How was/is Kaiser Wilhelm II regarded by Germans after WW I?

Did/do post-WW I & II Germans, and present day Germans, regard him as a sort of proto-Hitler, or a once-hero, or were/are they more or less indifferent to him and his legacy?

Thanks

Certainly not Hitler- Wilhelm was no different from any other monarch. Militaristic, yes, but genocide was not a part of Germany before Adolph (anti-Semitism was, but that’s a different issue).

Interesting that this Kaiser lived on in exile in The Netherlands long enough to experience the German invasion of that country in 1940; he died in 1941. Apparently there was no love lost between Wilhelm and Hitler, so nothing in particular came of it.

From what I can read, current perceptions of Wilhelm by historians is of a rather ineffective leader who was somewhat of a strutting puppet of the higher members of his government, including the generals. Although he seemed to not want the war, his ego and his willingness to speak out in ill-advised ways in public worked against that point of view. (Note: this is sounding oddly and ominously familiar.)

I can’t answer directly your question about how today’s Germans view the Kaiser, not being one nor knowing any, but again from what I have read (blog posts and the like) there is little interest and less regard for his memory. Perhaps it is just too long ago, and WWI atrocities (if any, such as they were) have been pretty completely overshadowed by those of WWII.

I’m aware of the whole holocaust thing obviously. But notwithstanding the scale of atrocity the Germans did have the rape of Belgium on their hands, as well as a significant culpability for that war itself, as well as the spin-off of WW II.

In a number of works, including Dreadnought: Britain, Germany and the Coming of the Great War by Robert Massie, it isn’t difficult to for a reader to conclude that the Kaiser himself holds a significant amount of responsibility for that conflict. I suspect that Germans don’t hold him in quite the same regard with which the British hold Queen Victoria, though she was obviously a player at that time, albeit with a different relationship to her national government.

So I don’t think that the Kaiser either was, or was regarded as “…no different from any other monarch.”

A more relevant comparison would be with King George V, since he was the monarch when Britain entered WW1. However, George had less influence on national policy than Wilhelm, and he’s regarded as a competent, if rather old-fashioned, constitutional monarch.

There’s the whole “stab in the back” point of view; a lot of the bitter losers in Germany attributed their loss to a political and economic elite (and for good measure, they tossed in Jewish conspiracy) who let “honest working germans” do the dirty work and get killed, and then sold them out with an (in their minds) unnecessary surrender in 1918.
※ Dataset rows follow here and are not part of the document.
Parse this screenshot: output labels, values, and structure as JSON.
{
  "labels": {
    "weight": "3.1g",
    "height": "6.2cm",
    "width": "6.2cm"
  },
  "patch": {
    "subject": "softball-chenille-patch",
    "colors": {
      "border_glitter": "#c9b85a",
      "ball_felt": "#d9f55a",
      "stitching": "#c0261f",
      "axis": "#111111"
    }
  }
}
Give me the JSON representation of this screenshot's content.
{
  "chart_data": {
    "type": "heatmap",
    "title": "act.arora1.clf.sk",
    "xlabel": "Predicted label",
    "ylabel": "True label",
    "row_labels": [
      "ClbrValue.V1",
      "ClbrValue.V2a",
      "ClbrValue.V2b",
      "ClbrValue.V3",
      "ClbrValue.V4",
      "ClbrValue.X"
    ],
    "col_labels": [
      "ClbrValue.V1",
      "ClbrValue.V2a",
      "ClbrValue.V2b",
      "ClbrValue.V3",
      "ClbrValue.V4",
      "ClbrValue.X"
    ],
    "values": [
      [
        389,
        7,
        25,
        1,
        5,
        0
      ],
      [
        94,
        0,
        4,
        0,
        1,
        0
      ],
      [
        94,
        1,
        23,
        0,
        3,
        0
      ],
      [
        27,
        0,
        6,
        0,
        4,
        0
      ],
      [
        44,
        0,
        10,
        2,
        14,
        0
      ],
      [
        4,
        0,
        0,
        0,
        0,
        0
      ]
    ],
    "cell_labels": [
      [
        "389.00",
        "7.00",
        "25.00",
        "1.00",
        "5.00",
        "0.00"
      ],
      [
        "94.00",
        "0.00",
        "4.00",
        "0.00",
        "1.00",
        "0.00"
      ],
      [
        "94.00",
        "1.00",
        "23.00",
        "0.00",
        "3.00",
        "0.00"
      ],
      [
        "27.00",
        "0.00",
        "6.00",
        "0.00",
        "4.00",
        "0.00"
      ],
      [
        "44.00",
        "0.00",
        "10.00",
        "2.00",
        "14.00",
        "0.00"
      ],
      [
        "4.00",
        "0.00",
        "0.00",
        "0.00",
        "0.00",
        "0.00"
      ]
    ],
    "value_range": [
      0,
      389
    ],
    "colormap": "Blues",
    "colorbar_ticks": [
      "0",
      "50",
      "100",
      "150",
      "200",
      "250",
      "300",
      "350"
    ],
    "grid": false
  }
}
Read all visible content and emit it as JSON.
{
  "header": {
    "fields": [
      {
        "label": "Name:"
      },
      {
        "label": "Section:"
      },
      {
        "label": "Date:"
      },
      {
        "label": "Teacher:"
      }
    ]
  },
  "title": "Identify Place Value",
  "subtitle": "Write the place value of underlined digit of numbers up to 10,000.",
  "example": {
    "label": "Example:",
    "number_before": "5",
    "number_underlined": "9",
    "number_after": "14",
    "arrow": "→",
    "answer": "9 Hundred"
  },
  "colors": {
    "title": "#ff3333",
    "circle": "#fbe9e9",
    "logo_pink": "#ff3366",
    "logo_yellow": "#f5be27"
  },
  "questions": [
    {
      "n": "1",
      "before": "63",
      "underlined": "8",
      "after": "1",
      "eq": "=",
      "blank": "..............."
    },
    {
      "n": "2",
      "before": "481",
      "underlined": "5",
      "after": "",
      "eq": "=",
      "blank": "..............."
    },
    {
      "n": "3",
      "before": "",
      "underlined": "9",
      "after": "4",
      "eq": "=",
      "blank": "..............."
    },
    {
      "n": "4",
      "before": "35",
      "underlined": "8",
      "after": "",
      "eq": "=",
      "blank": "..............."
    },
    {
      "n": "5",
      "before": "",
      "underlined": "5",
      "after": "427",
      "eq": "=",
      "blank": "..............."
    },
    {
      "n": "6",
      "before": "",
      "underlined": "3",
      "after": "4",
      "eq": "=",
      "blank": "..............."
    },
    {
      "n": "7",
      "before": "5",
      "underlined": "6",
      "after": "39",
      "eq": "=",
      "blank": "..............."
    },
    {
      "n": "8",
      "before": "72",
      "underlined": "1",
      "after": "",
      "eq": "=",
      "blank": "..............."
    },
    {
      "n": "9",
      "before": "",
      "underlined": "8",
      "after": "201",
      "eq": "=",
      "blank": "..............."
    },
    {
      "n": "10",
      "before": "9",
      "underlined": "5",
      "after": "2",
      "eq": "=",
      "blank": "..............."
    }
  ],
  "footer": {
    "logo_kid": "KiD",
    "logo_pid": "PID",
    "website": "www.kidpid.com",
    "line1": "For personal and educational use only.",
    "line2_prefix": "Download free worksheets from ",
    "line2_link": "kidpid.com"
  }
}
As I understood it, there was military mutinies and civil unrest in the months leading up to the Armistice, major dissention and “Workers’ Parties” overthrew many of the governments and tried to set up socialist states. the Kaiser, the King of Bavaria, and an number of other nobility were given the heave-ho in the political turmoil. There was serious fear Germany would follow Russia down the rabbit hole of communism - hence the rise of right-wing parties like the Nazis, who as one of their tenets were adamant about stopping communist progress by whatever means necessary. The Versailles treaty really stuck it to Germany; they were left having to pay reparations with a destroyed economy - this led to a generation of encomonic problems, and since the Kaiser’s government agreed to the Armistice, he was to some extent blamed.
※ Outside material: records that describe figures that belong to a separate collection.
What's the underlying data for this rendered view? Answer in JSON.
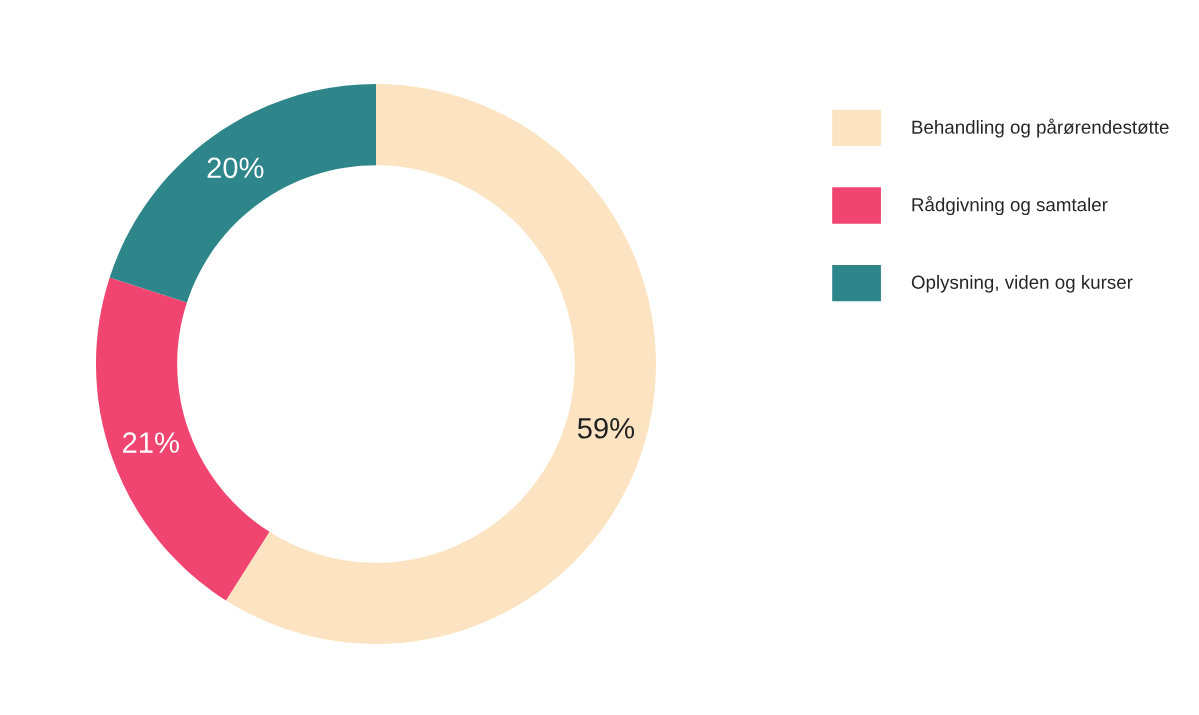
{
  "chart_data": {
    "type": "donut",
    "categories": [
      "Behandling og pårørendestøtte",
      "Rådgivning og samtaler",
      "Oplysning, viden og kurser"
    ],
    "values": [
      59,
      21,
      20
    ],
    "colors": [
      "#fce4c2",
      "#ef4570",
      "#2e868b"
    ],
    "value_labels": [
      "59%",
      "21%",
      "20%"
    ],
    "legend": "right"
  }
}
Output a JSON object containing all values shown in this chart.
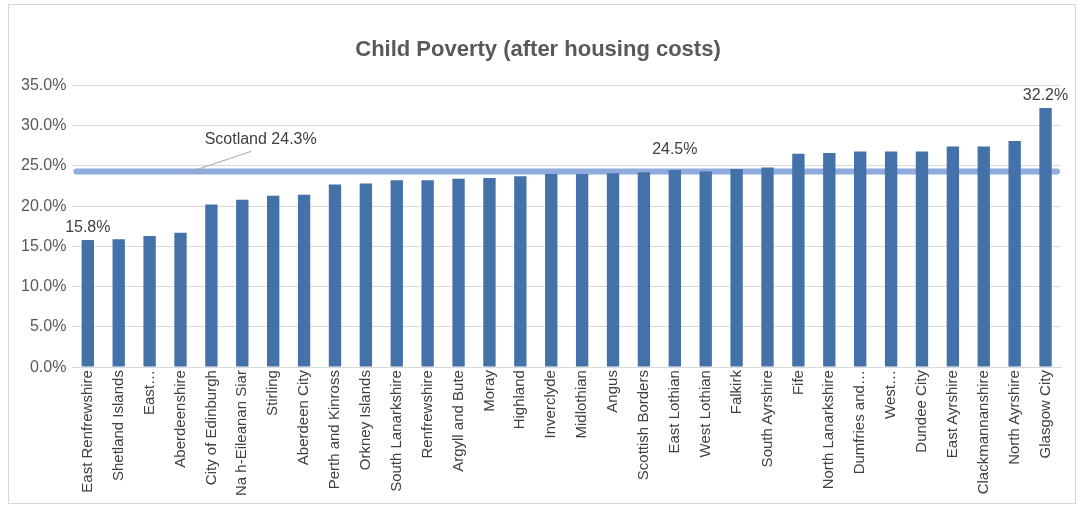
{
  "chart_data": {
    "type": "bar",
    "title": "Child Poverty (after housing costs)",
    "categories": [
      "East Renfrewshire",
      "Shetland Islands",
      "East…",
      "Aberdeenshire",
      "City of Edinburgh",
      "Na h-Eileanan Siar",
      "Stirling",
      "Aberdeen City",
      "Perth and Kinross",
      "Orkney Islands",
      "South Lanarkshire",
      "Renfrewshire",
      "Argyll and Bute",
      "Moray",
      "Highland",
      "Inverclyde",
      "Midlothian",
      "Angus",
      "Scottish Borders",
      "East Lothian",
      "West Lothian",
      "Falkirk",
      "South Ayrshire",
      "Fife",
      "North Lanarkshire",
      "Dumfries and…",
      "West…",
      "Dundee City",
      "East Ayrshire",
      "Clackmannanshire",
      "North Ayrshire",
      "Glasgow City"
    ],
    "values": [
      15.8,
      15.9,
      16.3,
      16.7,
      20.2,
      20.8,
      21.3,
      21.4,
      22.7,
      22.8,
      23.2,
      23.2,
      23.4,
      23.5,
      23.7,
      24.0,
      24.0,
      24.1,
      24.2,
      24.5,
      24.3,
      24.6,
      24.8,
      26.5,
      26.6,
      26.8,
      26.8,
      26.8,
      27.4,
      27.4,
      28.1,
      32.2
    ],
    "value_labels": [
      "15.8%",
      null,
      null,
      null,
      null,
      null,
      null,
      null,
      null,
      null,
      null,
      null,
      null,
      null,
      null,
      null,
      null,
      null,
      null,
      "24.5%",
      null,
      null,
      null,
      null,
      null,
      null,
      null,
      null,
      null,
      null,
      null,
      "32.2%"
    ],
    "color": "#4472a8",
    "ylim": [
      0,
      35
    ],
    "yticks": [
      {
        "value": 0,
        "label": "0.0%"
      },
      {
        "value": 5,
        "label": "5.0%"
      },
      {
        "value": 10,
        "label": "10.0%"
      },
      {
        "value": 15,
        "label": "15.0%"
      },
      {
        "value": 20,
        "label": "20.0%"
      },
      {
        "value": 25,
        "label": "25.0%"
      },
      {
        "value": 30,
        "label": "30.0%"
      },
      {
        "value": 35,
        "label": "35.0%"
      }
    ],
    "grid": "y",
    "ref_lines": [
      {
        "axis": "y",
        "value": 24.3,
        "label": "Scotland 24.3%",
        "color": "#8faadc"
      }
    ]
  }
}
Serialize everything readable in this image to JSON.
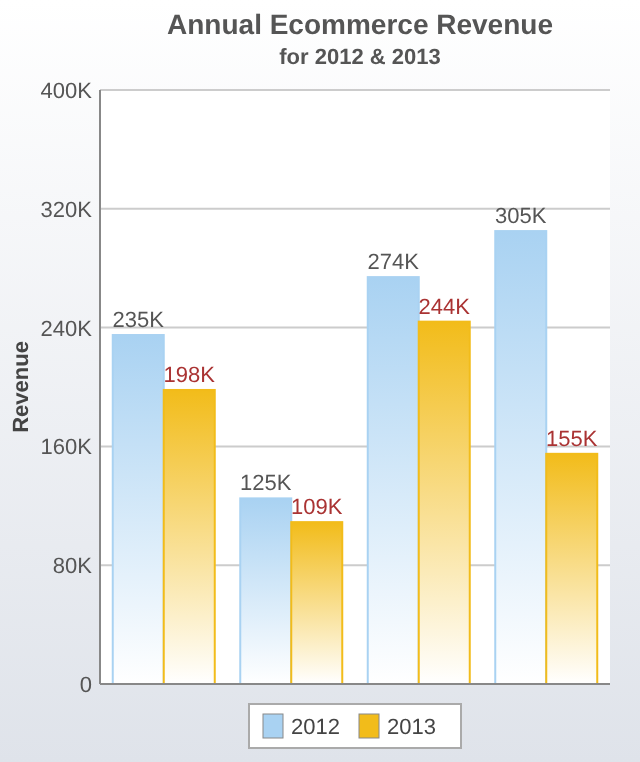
{
  "chart_data": {
    "type": "bar",
    "title": "Annual Ecommerce Revenue",
    "subtitle": "for 2012 & 2013",
    "ylabel": "Revenue",
    "categories": [
      null,
      null,
      null,
      null
    ],
    "series": [
      {
        "name": "2012",
        "color": "#a9d2f2",
        "values": [
          235000,
          125000,
          274000,
          305000
        ],
        "value_labels": [
          "235K",
          "125K",
          "274K",
          "305K"
        ]
      },
      {
        "name": "2013",
        "color": "#f2bc1a",
        "values": [
          198000,
          109000,
          244000,
          155000
        ],
        "value_labels": [
          "198K",
          "109K",
          "244K",
          "155K"
        ]
      }
    ],
    "ylim": [
      0,
      400000
    ],
    "yticks": [
      {
        "value": 0,
        "label": "0"
      },
      {
        "value": 80000,
        "label": "80K"
      },
      {
        "value": 160000,
        "label": "160K"
      },
      {
        "value": 240000,
        "label": "240K"
      },
      {
        "value": 320000,
        "label": "320K"
      },
      {
        "value": 400000,
        "label": "400K"
      }
    ],
    "grid": "y",
    "legend": "bottom"
  }
}
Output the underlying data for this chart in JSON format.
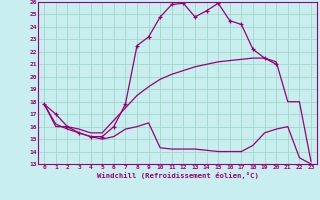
{
  "xlabel": "Windchill (Refroidissement éolien,°C)",
  "background_color": "#c8eef0",
  "grid_color": "#a0d8c8",
  "line_color": "#990077",
  "xlim": [
    -0.5,
    23.5
  ],
  "ylim": [
    13,
    26
  ],
  "yticks": [
    13,
    14,
    15,
    16,
    17,
    18,
    19,
    20,
    21,
    22,
    23,
    24,
    25,
    26
  ],
  "xticks": [
    0,
    1,
    2,
    3,
    4,
    5,
    6,
    7,
    8,
    9,
    10,
    11,
    12,
    13,
    14,
    15,
    16,
    17,
    18,
    19,
    20,
    21,
    22,
    23
  ],
  "line1_x": [
    0,
    1,
    2,
    3,
    4,
    5,
    6,
    7,
    8,
    9,
    10,
    11,
    12,
    13,
    14,
    15,
    16,
    17,
    18,
    19,
    20
  ],
  "line1_y": [
    17.8,
    17.0,
    16.0,
    15.5,
    15.2,
    15.2,
    16.0,
    17.8,
    22.5,
    23.2,
    24.8,
    25.8,
    25.9,
    24.8,
    25.3,
    25.9,
    24.5,
    24.2,
    22.2,
    21.5,
    21.0
  ],
  "line2_x": [
    0,
    1,
    2,
    3,
    4,
    5,
    6,
    7,
    8,
    9,
    10,
    11,
    12,
    13,
    14,
    15,
    16,
    17,
    18,
    19,
    20,
    21,
    22,
    23
  ],
  "line2_y": [
    17.8,
    16.0,
    16.0,
    15.8,
    15.5,
    15.5,
    16.5,
    17.5,
    18.5,
    19.2,
    19.8,
    20.2,
    20.5,
    20.8,
    21.0,
    21.2,
    21.3,
    21.4,
    21.5,
    21.5,
    21.2,
    18.0,
    18.0,
    13.2
  ],
  "line3_x": [
    0,
    1,
    2,
    3,
    4,
    5,
    6,
    7,
    8,
    9,
    10,
    11,
    12,
    13,
    14,
    15,
    16,
    17,
    18,
    19,
    20,
    21,
    22,
    23
  ],
  "line3_y": [
    17.8,
    16.2,
    15.8,
    15.5,
    15.2,
    15.0,
    15.2,
    15.8,
    16.0,
    16.3,
    14.3,
    14.2,
    14.2,
    14.2,
    14.1,
    14.0,
    14.0,
    14.0,
    14.5,
    15.5,
    15.8,
    16.0,
    13.5,
    13.0
  ]
}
My impression is that WWII almost totally overshadows WWI in the German popular imagination, both because of the passage of time and the unparalleled catastrophe the latter war was for the country. I doubt hardly any German thinks much about the Kaiser anymore, one way or the other.

The dimestore-psychoanalysis take on him is that he overcompensated for his withered arm by becoming an arch-militarist. Like Hitler, he thought he knew more about grand strategy than he really did, and had only himself to blame for his eventual fate. Here’s probably more than you ever wanted to know: Wilhelm II, German Emperor - Wikipedia

In his masterful Colonel Roosevelt, about Theodore Roosevelt’s post-White House years, Edmund Morris discusses how assiduously the Kaiser tried to woo T.R. in the 1910s, seeing him as an imperialist of Northern European descent who might be sympathetic to German ambitions. T.R. visited him several times, including at German military maneuvers. Once WWI broke out, though, T.R. condemned German aggression and pushed hard for the U.S. to enter the war on the side of the Allies.